Preservação A iniciativa das comunidades também é um fator importante para o avanço da questão quilombola no país, de acordo com especialistas. “Falta planejamento do governo e aplicação da lei, mas também falta as lideranças quilombolas se organizarem para ter ferramentas com as quais possam acionar os poderes da República e o cumprimento da Constituição”, diz Adami. Em Curral de Fora, os membros da comunidade não esperaram o governo nem a titulação para começar a empreender. “Estamos pleiteando uma agroindústria para produção de polpas de fruta e hoje já temos uma padaria lançada por nós, com nossos esforços e sem nenhuma ajuda governamental”, conta Maiza, presidente da Associação Quilombola de sua comunidade.

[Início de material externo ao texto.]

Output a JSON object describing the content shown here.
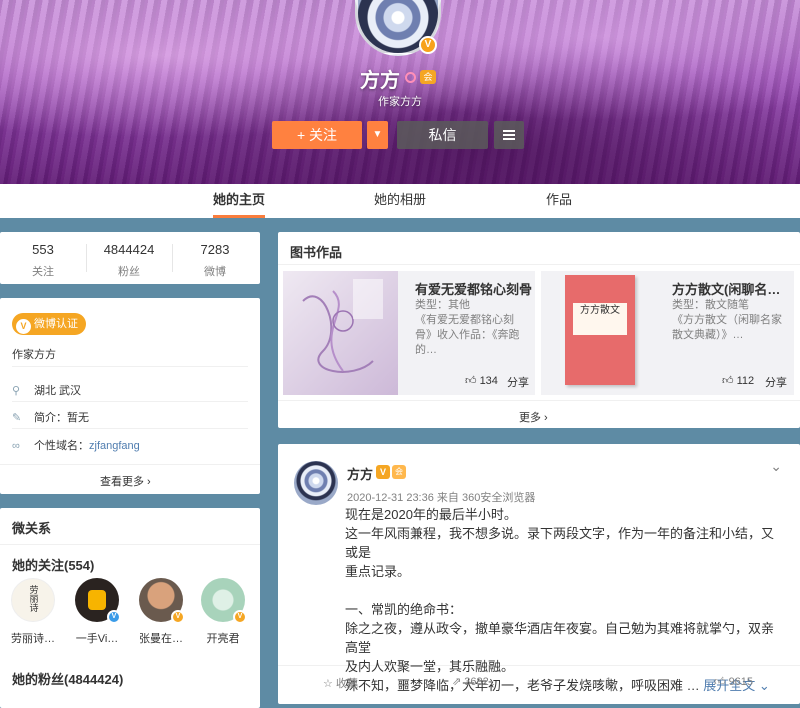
{
  "profile": {
    "name": "方方",
    "subtitle": "作家方方",
    "verified_badge": "V",
    "vip_badge": "会",
    "follow_label": "+ 关注",
    "follow_more_icon": "▼",
    "message_label": "私信",
    "menu_icon": "hamburger-icon"
  },
  "tabs": [
    {
      "label": "她的主页",
      "active": true
    },
    {
      "label": "她的相册",
      "active": false
    },
    {
      "label": "作品",
      "active": false
    }
  ],
  "stats": [
    {
      "value": "553",
      "label": "关注"
    },
    {
      "value": "4844424",
      "label": "粉丝"
    },
    {
      "value": "7283",
      "label": "微博"
    }
  ],
  "info": {
    "verify_label": "微博认证",
    "verify_desc": "作家方方",
    "location": "湖北 武汉",
    "intro_label": "简介：",
    "intro_value": "暂无",
    "domain_label": "个性域名：",
    "domain_value": "zjfangfang",
    "more_label": "查看更多 ›"
  },
  "relations": {
    "title": "微关系",
    "following_title": "她的关注(554)",
    "friends": [
      {
        "name": "劳丽诗…",
        "badge": ""
      },
      {
        "name": "一手Vi…",
        "badge": "blue"
      },
      {
        "name": "张曼在…",
        "badge": "gold"
      },
      {
        "name": "开亮君",
        "badge": "gold"
      }
    ],
    "fans_title": "她的粉丝(4844424)"
  },
  "books": {
    "title": "图书作品",
    "items": [
      {
        "title": "有爱无爱都铭心刻骨",
        "meta": "类型：其他",
        "desc": "《有爱无爱都铭心刻骨》收入作品：《奔跑的…",
        "likes": "134",
        "share": "分享"
      },
      {
        "title": "方方散文(闲聊名…",
        "meta": "类型：散文随笔",
        "desc": "《方方散文（闲聊名家散文典藏）》…",
        "likes": "112",
        "share": "分享",
        "cover_title": "方方散文"
      }
    ],
    "more_label": "更多 ›"
  },
  "post": {
    "author": "方方",
    "verified_badge": "V",
    "vip_badge": "会",
    "meta": "2020-12-31 23:36 来自 360安全浏览器",
    "lines": [
      "现在是2020年的最后半小时。",
      "这一年风雨兼程，我不想多说。录下两段文字，作为一年的备注和小结，又或是",
      "重点记录。",
      "",
      "一、常凯的绝命书：",
      "除之之夜，遵从政令，撤单豪华酒店年夜宴。自己勉为其难将就掌勺，双亲高堂",
      "及内人欢聚一堂，其乐融融。",
      "殊不知，噩梦降临，大年初一，老爷子发烧咳嗽，呼吸困难 …"
    ],
    "expand_label": "展开全文 ⌄",
    "actions": {
      "collect": "收藏",
      "repost": "3682",
      "comment": "1",
      "like": "9615"
    }
  },
  "colors": {
    "accent": "#ff8140",
    "tab_underline": "#fa7d3c",
    "verify": "#f5a623",
    "link_blue": "#507daf",
    "page_bg": "#5e8ba4"
  }
}
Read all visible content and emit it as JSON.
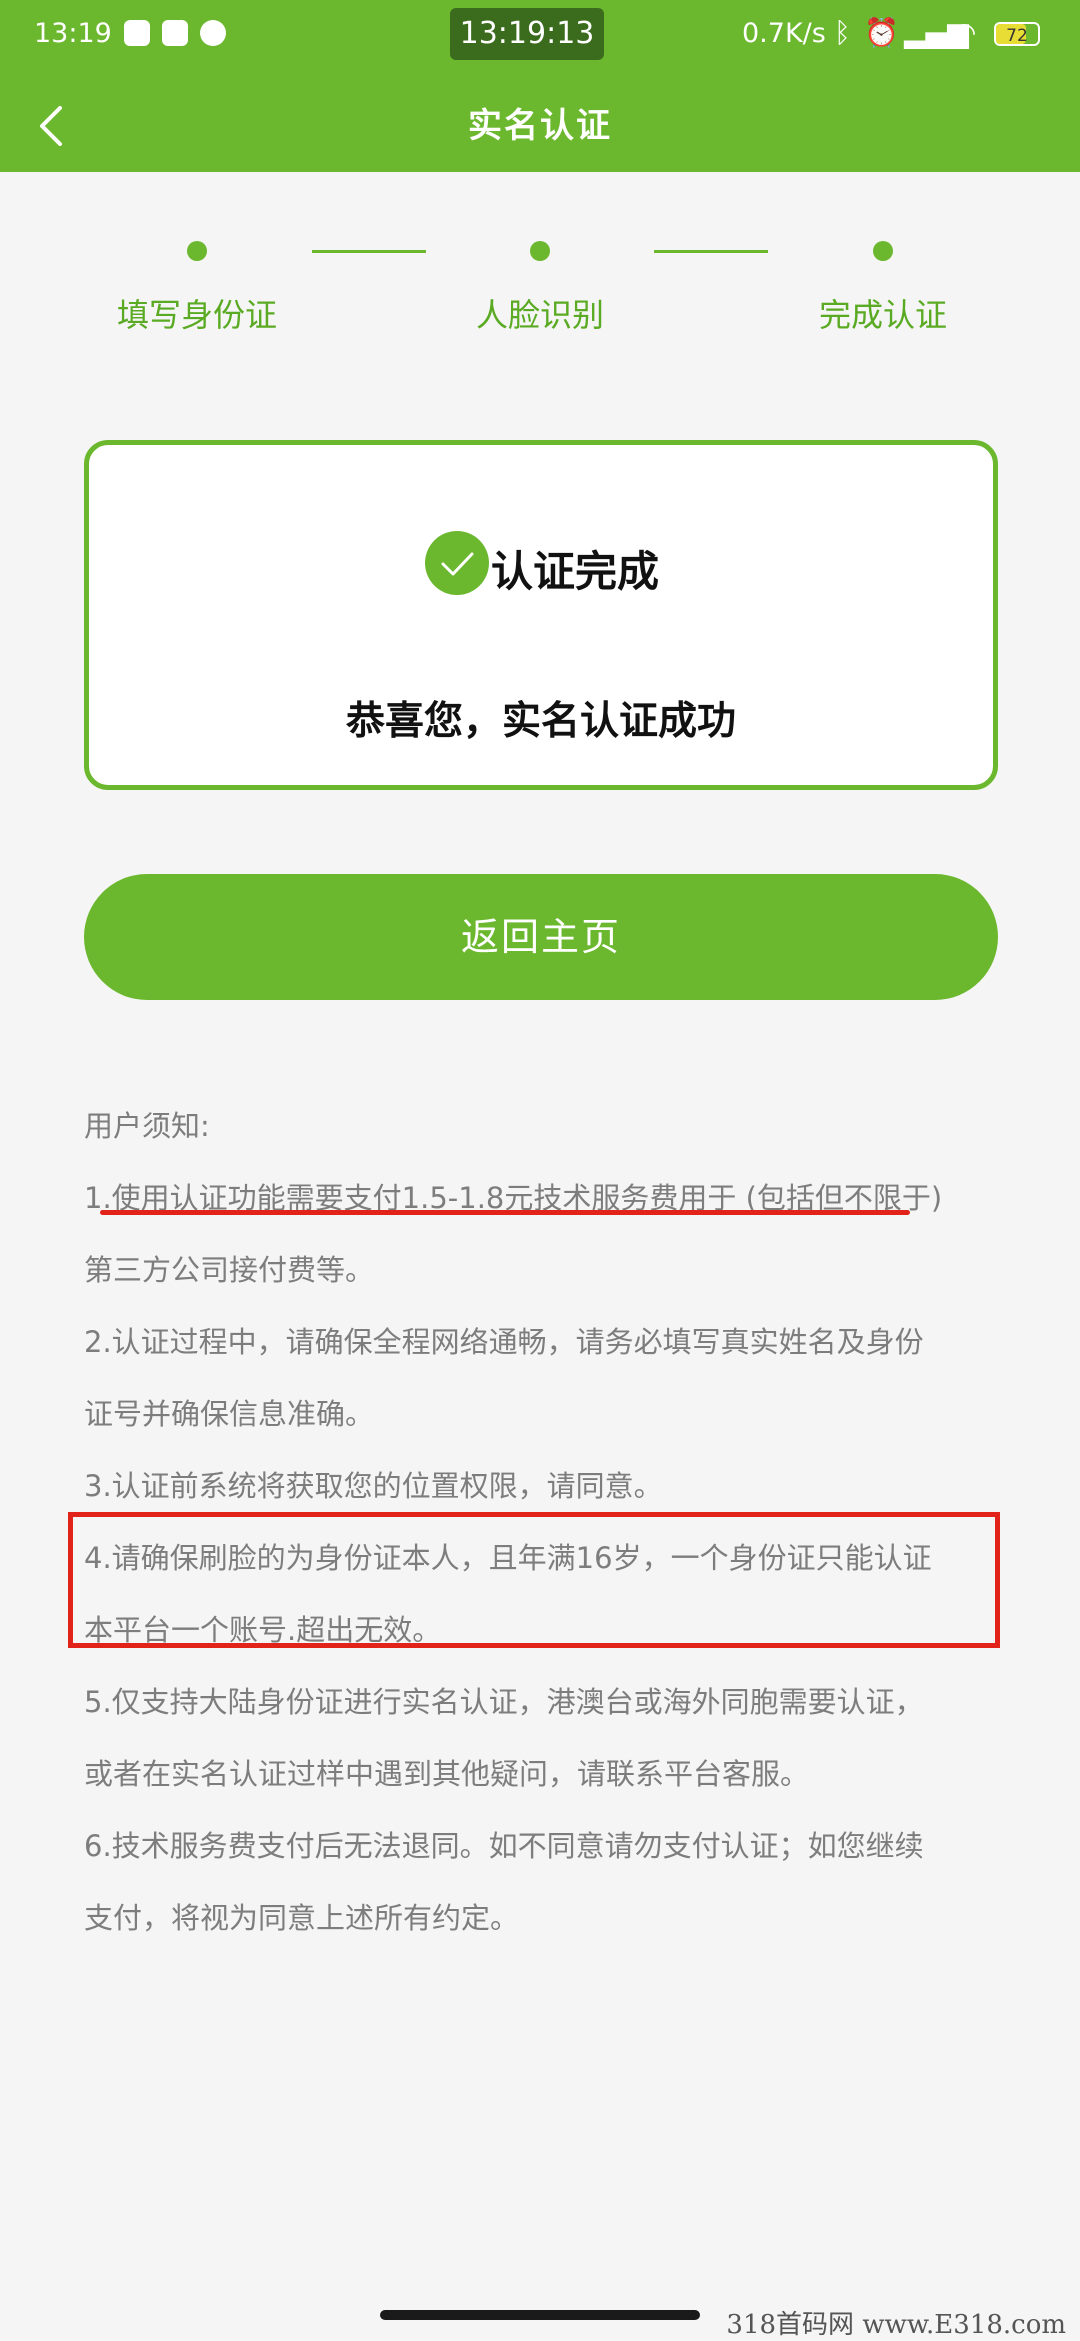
{
  "status_bar": {
    "time": "13:19",
    "center_clock": "13:19:13",
    "net_speed": "0.7K/s",
    "battery": "72"
  },
  "nav": {
    "title": "实名认证"
  },
  "steps": [
    {
      "label": "填写身份证"
    },
    {
      "label": "人脸识别"
    },
    {
      "label": "完成认证"
    }
  ],
  "result": {
    "title": "认证完成",
    "message": "恭喜您，实名认证成功"
  },
  "home_button": {
    "label": "返回主页"
  },
  "notice": {
    "heading": "用户须知:",
    "lines": [
      "1.使用认证功能需要支付1.5-1.8元技术服务费用于 (包括但不限于)",
      "第三方公司接付费等。",
      "2.认证过程中，请确保全程网络通畅，请务必填写真实姓名及身份",
      "证号并确保信息准确。",
      "3.认证前系统将获取您的位置权限，请同意。",
      "4.请确保刷脸的为身份证本人，且年满16岁，一个身份证只能认证",
      "本平台一个账号.超出无效。",
      "5.仅支持大陆身份证进行实名认证，港澳台或海外同胞需要认证，",
      "或者在实名认证过样中遇到其他疑问，请联系平台客服。",
      "6.技术服务费支付后无法退同。如不同意请勿支付认证；如您继续",
      "支付，将视为同意上述所有约定。"
    ]
  },
  "watermark": "318首码网  www.E318.com",
  "colors": {
    "brand_green": "#6bb82e",
    "annotation_red": "#e2231a"
  }
}
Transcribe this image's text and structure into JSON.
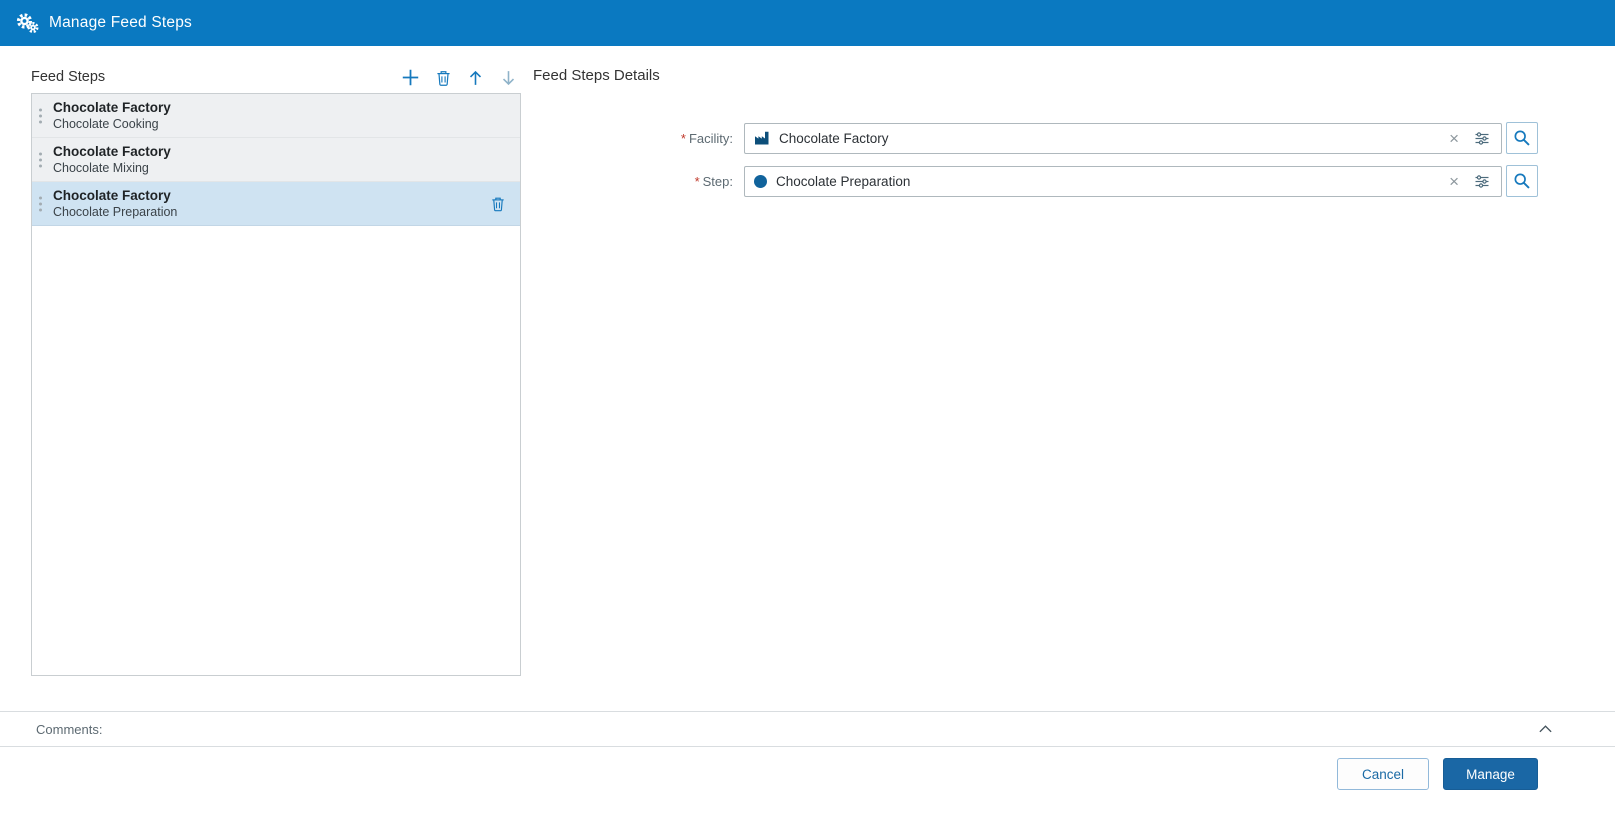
{
  "header": {
    "title": "Manage Feed Steps",
    "icon": "gears-icon",
    "background": "#0a79c1"
  },
  "left_panel": {
    "title": "Feed Steps",
    "toolbar": [
      {
        "name": "add",
        "icon": "plus-icon",
        "enabled": true
      },
      {
        "name": "delete",
        "icon": "trash-icon",
        "enabled": true
      },
      {
        "name": "move-up",
        "icon": "arrow-up-icon",
        "enabled": true
      },
      {
        "name": "move-down",
        "icon": "arrow-down-icon",
        "enabled": false
      }
    ],
    "items": [
      {
        "title": "Chocolate Factory",
        "subtitle": "Chocolate Cooking",
        "selected": false
      },
      {
        "title": "Chocolate Factory",
        "subtitle": "Chocolate Mixing",
        "selected": false
      },
      {
        "title": "Chocolate Factory",
        "subtitle": "Chocolate Preparation",
        "selected": true
      }
    ]
  },
  "details_panel": {
    "title": "Feed Steps Details",
    "required_marker": "*",
    "clear_glyph": "×",
    "fields": [
      {
        "label": "Facility:",
        "required": true,
        "value": "Chocolate Factory",
        "icon": "factory-icon"
      },
      {
        "label": "Step:",
        "required": true,
        "value": "Chocolate Preparation",
        "icon": "circle-icon"
      }
    ]
  },
  "comments": {
    "label": "Comments:",
    "collapse_icon": "chevron-up-icon"
  },
  "footer": {
    "cancel_label": "Cancel",
    "manage_label": "Manage"
  },
  "colors": {
    "header_bg": "#0a79c1",
    "icon_blue": "#1679bd",
    "disabled_icon_blue": "#8fb3c9",
    "selected_item_bg": "#cfe3f2",
    "item_bg": "#eef0f2",
    "primary_button_bg": "#1a67a5",
    "required_red": "#c0392b",
    "facility_icon_color": "#0d4f7a",
    "step_icon_color": "#11639c"
  }
}
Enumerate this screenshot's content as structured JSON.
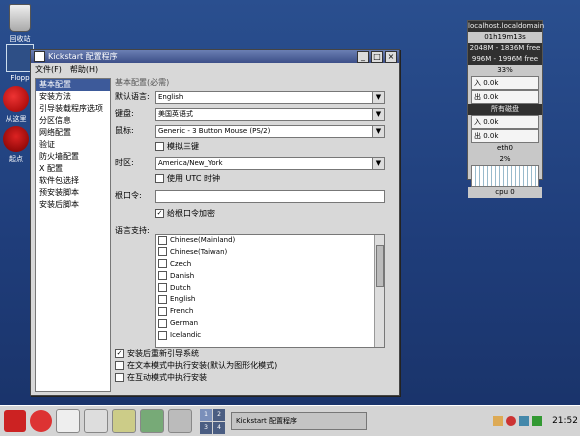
{
  "desktop": {
    "icons": [
      {
        "label": "回收站",
        "icon": "trash-icon"
      },
      {
        "label": "Flopp",
        "icon": "floppy-icon"
      },
      {
        "label": "从这里",
        "icon": "home-icon"
      },
      {
        "label": "起点",
        "icon": "start-icon"
      }
    ]
  },
  "monitor": {
    "host": "localhost.localdomain",
    "uptime": "01h19m13s",
    "mem": "2048M - 1836M free",
    "swap": "996M - 1996M free",
    "load": "33%",
    "net_in": "入 0.0k",
    "net_out": "出 0.0k",
    "disks_label": "所有磁盘",
    "disk_in": "入 0.0k",
    "disk_out": "出 0.0k",
    "iface": "eth0",
    "cpu_pct": "2%",
    "cpu_label": "cpu 0"
  },
  "window": {
    "title": "Kickstart 配置程序",
    "menu": [
      "文件(F)",
      "帮助(H)"
    ],
    "sidebar": [
      "基本配置",
      "安装方法",
      "引导装载程序选项",
      "分区信息",
      "网络配置",
      "验证",
      "防火墙配置",
      "X 配置",
      "软件包选择",
      "预安装脚本",
      "安装后脚本"
    ],
    "section_title": "基本配置(必需)",
    "language_label": "默认语言:",
    "language_value": "English",
    "keyboard_label": "键盘:",
    "keyboard_value": "美国英语式",
    "mouse_label": "鼠标:",
    "mouse_value": "Generic - 3 Button Mouse (PS/2)",
    "emulate_label": "模拟三键",
    "timezone_label": "时区:",
    "timezone_value": "America/New_York",
    "utc_label": "使用 UTC 时钟",
    "root_pw_label": "根口令:",
    "root_pw_value": "",
    "encrypt_label": "给根口令加密",
    "lang_support_label": "语言支持:",
    "languages": [
      "Chinese(Mainland)",
      "Chinese(Taiwan)",
      "Czech",
      "Danish",
      "Dutch",
      "English",
      "French",
      "German",
      "Icelandic"
    ],
    "options": [
      {
        "label": "安装后重新引导系统",
        "checked": true
      },
      {
        "label": "在文本模式中执行安装(默认为图形化模式)",
        "checked": false
      },
      {
        "label": "在互动模式中执行安装",
        "checked": false
      }
    ]
  },
  "taskbar": {
    "workspaces": [
      "1",
      "2",
      "3",
      "4"
    ],
    "task": "Kickstart 配置程序",
    "clock": "21:52"
  }
}
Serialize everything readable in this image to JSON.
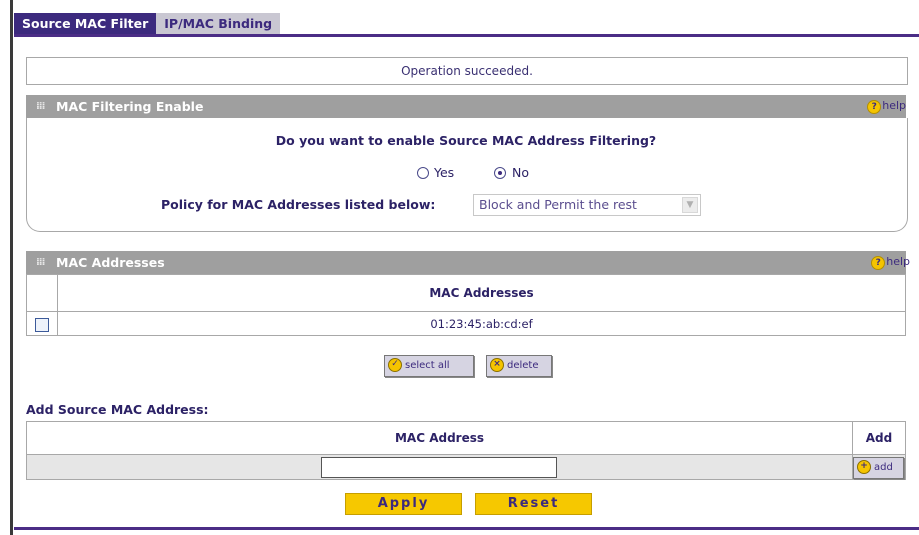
{
  "tabs": [
    {
      "label": "Source MAC Filter",
      "active": true
    },
    {
      "label": "IP/MAC Binding",
      "active": false
    }
  ],
  "status_message": "Operation succeeded.",
  "mac_filtering": {
    "header": "MAC Filtering Enable",
    "help_label": "help",
    "question": "Do you want to enable Source MAC Address Filtering?",
    "options": [
      {
        "label": "Yes",
        "checked": false
      },
      {
        "label": "No",
        "checked": true
      }
    ],
    "policy_label": "Policy for MAC Addresses listed below:",
    "policy_value": "Block and Permit the rest"
  },
  "mac_addresses": {
    "header": "MAC Addresses",
    "help_label": "help",
    "column_header": "MAC Addresses",
    "rows": [
      {
        "mac": "01:23:45:ab:cd:ef",
        "checked": false
      }
    ],
    "select_all_label": "select all",
    "delete_label": "delete"
  },
  "add_section": {
    "title": "Add Source MAC Address:",
    "mac_header": "MAC Address",
    "add_header": "Add",
    "mac_value": "",
    "add_button_label": "add"
  },
  "footer": {
    "apply_label": "Apply",
    "reset_label": "Reset"
  },
  "colors": {
    "accent_purple": "#3c2a7e",
    "section_header_gray": "#9f9f9f",
    "button_yellow": "#f6c800"
  }
}
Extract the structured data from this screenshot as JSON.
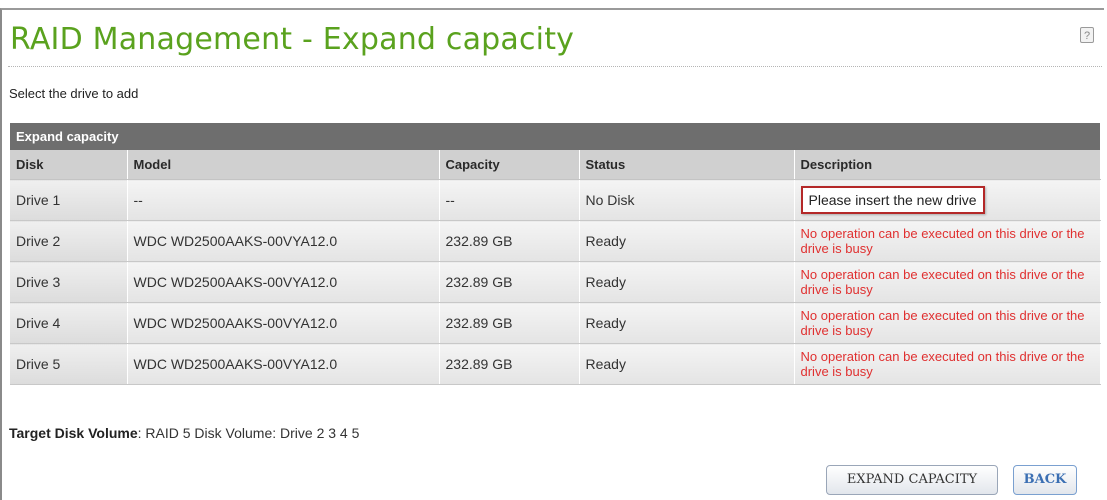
{
  "page": {
    "title": "RAID Management - Expand capacity",
    "help_icon": "help-icon",
    "instruction": "Select the drive to add"
  },
  "table": {
    "caption": "Expand capacity",
    "columns": [
      "Disk",
      "Model",
      "Capacity",
      "Status",
      "Description"
    ],
    "rows": [
      {
        "disk": "Drive 1",
        "model": "--",
        "capacity": "--",
        "status": "No Disk",
        "description": "Please insert the new drive"
      },
      {
        "disk": "Drive 2",
        "model": "WDC WD2500AAKS-00VYA12.0",
        "capacity": "232.89 GB",
        "status": "Ready",
        "description": "No operation can be executed on this drive or the drive is busy"
      },
      {
        "disk": "Drive 3",
        "model": "WDC WD2500AAKS-00VYA12.0",
        "capacity": "232.89 GB",
        "status": "Ready",
        "description": "No operation can be executed on this drive or the drive is busy"
      },
      {
        "disk": "Drive 4",
        "model": "WDC WD2500AAKS-00VYA12.0",
        "capacity": "232.89 GB",
        "status": "Ready",
        "description": "No operation can be executed on this drive or the drive is busy"
      },
      {
        "disk": "Drive 5",
        "model": "WDC WD2500AAKS-00VYA12.0",
        "capacity": "232.89 GB",
        "status": "Ready",
        "description": "No operation can be executed on this drive or the drive is busy"
      }
    ]
  },
  "target": {
    "label": "Target Disk Volume",
    "value": ": RAID 5 Disk Volume: Drive  2 3 4 5"
  },
  "buttons": {
    "expand": "EXPAND CAPACITY",
    "back": "BACK"
  },
  "colors": {
    "title": "#5aa21e",
    "header_bar": "#6e6e6e",
    "warning_text": "#e03030",
    "highlight_border": "#b42828"
  }
}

“Se chegamos até aqui, iremos conquistar nosso espaço”, acredita. Para Carolina, o Brasil precisa privilegiar outras formas de vida e de exploração de recursos menos predatórios, conforme estabelecido no Acordo de Paris sob a Convenção Quadro das Nações Unidas sobre Mudanças do Clima. A demarcação de terras quilombolas é uma das maneiras de fazer isso sem deixar de trazer desenvolvimento e riqueza ao país, já que as comunidades conhecem e respeitam a biodiversidade, além de cultivarem espaços de conservação. Além da preservação do meio ambiente, é importante conservar a cultura secular desses povos e incluí-la na historiografia brasileira, acredita Adami. “Se há 5.000 comunidades passíveis de reconhecimento, existe uma grande riqueza em termos de diversidade. É preciso contar a história dessa população para preservar as futuras gerações”, afirma. Em vista disso, o Incra prepara livretos com as histórias contadas pelas comunidades ao longo do processo de titulação. É dessas distintas maneiras que as comunidades quilombolas mantêm viva sua história em pleno século 21.